Il est vrai aussi que Puccini exalte l’œuvre, dans sa partition orchestrale, dans ses airs. Avant même que Scarpia n’apparaisse, l’orchestre, à la seule évocation de son nom, dénonce déjà sa noirceur démoniaque ; le sacristain a eu droit à la petite musique guillerette d’un homme tranquille étranger aux soubresauts du monde ; les premières notes de Tosca disent sa jeunesse impétueuse, sa piété ; et l’acte II, celui de la torture du peintre, du chantage de Scarpia, des tourments de Tosca, est culmination orchestrale et vocale ; et comme ils sont déchirants les cris de l’héroïne constatant la mort bien réelle de celui qu’elle avait cru sauver.

En réponse à l’engouement, à l’Opéra de Paris Bastille, ce ne sont pas moins de vingt représentations qui ont été prévues pour "Tosca". De quoi permettre au plus large public de retrouver l’œuvre affectionnée ou d’en découvrir les fascinations.
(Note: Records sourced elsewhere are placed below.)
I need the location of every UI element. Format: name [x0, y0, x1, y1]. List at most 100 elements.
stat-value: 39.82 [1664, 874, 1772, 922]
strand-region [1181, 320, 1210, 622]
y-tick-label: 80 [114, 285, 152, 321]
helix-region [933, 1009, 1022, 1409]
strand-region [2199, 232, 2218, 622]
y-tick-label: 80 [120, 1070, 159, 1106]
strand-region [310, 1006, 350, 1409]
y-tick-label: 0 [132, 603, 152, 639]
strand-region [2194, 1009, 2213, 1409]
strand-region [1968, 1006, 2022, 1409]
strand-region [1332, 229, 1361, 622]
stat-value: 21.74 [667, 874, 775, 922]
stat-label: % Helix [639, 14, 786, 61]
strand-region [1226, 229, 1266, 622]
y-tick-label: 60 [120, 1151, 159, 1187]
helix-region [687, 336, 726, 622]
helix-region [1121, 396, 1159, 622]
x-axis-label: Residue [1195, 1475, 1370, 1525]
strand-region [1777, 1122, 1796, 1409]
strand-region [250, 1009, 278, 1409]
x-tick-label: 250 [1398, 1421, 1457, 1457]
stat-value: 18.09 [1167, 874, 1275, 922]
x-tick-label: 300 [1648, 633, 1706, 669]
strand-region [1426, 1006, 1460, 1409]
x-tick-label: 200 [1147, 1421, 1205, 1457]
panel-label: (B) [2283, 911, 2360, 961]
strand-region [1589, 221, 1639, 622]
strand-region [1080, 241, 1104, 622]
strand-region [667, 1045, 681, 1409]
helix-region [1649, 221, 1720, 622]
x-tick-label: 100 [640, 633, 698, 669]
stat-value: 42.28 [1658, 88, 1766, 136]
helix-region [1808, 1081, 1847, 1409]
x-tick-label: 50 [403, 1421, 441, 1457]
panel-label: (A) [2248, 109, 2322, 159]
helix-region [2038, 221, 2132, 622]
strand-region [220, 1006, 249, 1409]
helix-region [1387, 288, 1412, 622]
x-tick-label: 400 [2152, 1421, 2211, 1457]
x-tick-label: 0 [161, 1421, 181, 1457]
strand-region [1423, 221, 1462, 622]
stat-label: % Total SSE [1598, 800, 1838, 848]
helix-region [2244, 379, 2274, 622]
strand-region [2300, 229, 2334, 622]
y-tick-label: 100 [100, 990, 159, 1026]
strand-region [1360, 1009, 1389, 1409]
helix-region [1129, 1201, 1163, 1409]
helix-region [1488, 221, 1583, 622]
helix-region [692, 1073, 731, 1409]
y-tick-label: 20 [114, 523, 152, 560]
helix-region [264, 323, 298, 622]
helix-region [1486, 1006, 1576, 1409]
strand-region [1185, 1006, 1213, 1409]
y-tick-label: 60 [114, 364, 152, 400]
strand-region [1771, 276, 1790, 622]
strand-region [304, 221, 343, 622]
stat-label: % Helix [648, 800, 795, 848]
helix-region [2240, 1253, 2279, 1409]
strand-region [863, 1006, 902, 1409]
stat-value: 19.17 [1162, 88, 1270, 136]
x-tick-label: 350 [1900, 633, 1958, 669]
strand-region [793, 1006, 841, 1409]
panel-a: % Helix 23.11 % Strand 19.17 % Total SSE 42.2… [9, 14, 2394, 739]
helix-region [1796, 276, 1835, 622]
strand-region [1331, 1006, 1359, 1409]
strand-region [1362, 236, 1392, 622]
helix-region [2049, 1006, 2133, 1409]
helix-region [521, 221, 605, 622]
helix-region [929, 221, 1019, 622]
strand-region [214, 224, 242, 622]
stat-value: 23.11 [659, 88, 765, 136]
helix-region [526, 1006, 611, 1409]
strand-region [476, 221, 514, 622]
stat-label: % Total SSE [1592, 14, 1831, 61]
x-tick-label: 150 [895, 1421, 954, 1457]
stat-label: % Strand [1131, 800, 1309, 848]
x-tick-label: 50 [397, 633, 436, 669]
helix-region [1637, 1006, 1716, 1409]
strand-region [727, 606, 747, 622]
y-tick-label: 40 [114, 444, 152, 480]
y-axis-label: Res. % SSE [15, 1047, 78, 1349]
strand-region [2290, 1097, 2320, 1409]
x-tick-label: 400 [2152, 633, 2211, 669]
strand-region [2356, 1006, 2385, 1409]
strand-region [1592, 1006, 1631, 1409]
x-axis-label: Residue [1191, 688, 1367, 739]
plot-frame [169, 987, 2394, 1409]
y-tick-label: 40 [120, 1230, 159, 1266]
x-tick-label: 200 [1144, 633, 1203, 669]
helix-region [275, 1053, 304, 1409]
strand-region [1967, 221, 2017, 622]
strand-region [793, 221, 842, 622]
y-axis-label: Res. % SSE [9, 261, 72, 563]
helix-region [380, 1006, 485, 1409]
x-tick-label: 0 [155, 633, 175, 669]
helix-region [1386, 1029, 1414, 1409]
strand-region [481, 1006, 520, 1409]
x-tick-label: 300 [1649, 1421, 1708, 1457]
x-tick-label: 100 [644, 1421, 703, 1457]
Ce qui a nécessité une distribution multiple pour les rôles principaux. Quant à l’orchestre, qui en était à sa quinzième représentation, dirigé par Evelino Pido, il a été à l’exacte mesure de la partition.

Dans sa mise en scène, Pierre Audi s’est mis au service de l’œuvre. Il n’est pas de ces metteurs en scène qui s’interposent entre une œuvre et le public : il la donne à voir afin qu’on puisse mieux l’entendre! Cette fois encore, comme il l’avait fait pour son "Pelléas et Mélisande" de Bruxelles, il a  "installé" (au sens plastique du terme) un " objet monumental", significatif, sur le plateau : une immense croix, piédestal des ministres de l’Eglise et de Scarpia à l’acte I, écrasant "surmoi" aux actes II et III. Et beaucoup est dit ainsi sur la collusion écrasante des pouvoirs religieux et politiques. Dans la scénographie, dans les apparences des personnages, il a privilégié des images et des contrastes colorés immédiatement lisibles : on sait tout de suite qui est qui. Et l’œuvre vit, et justifie et perpétue sa fascination.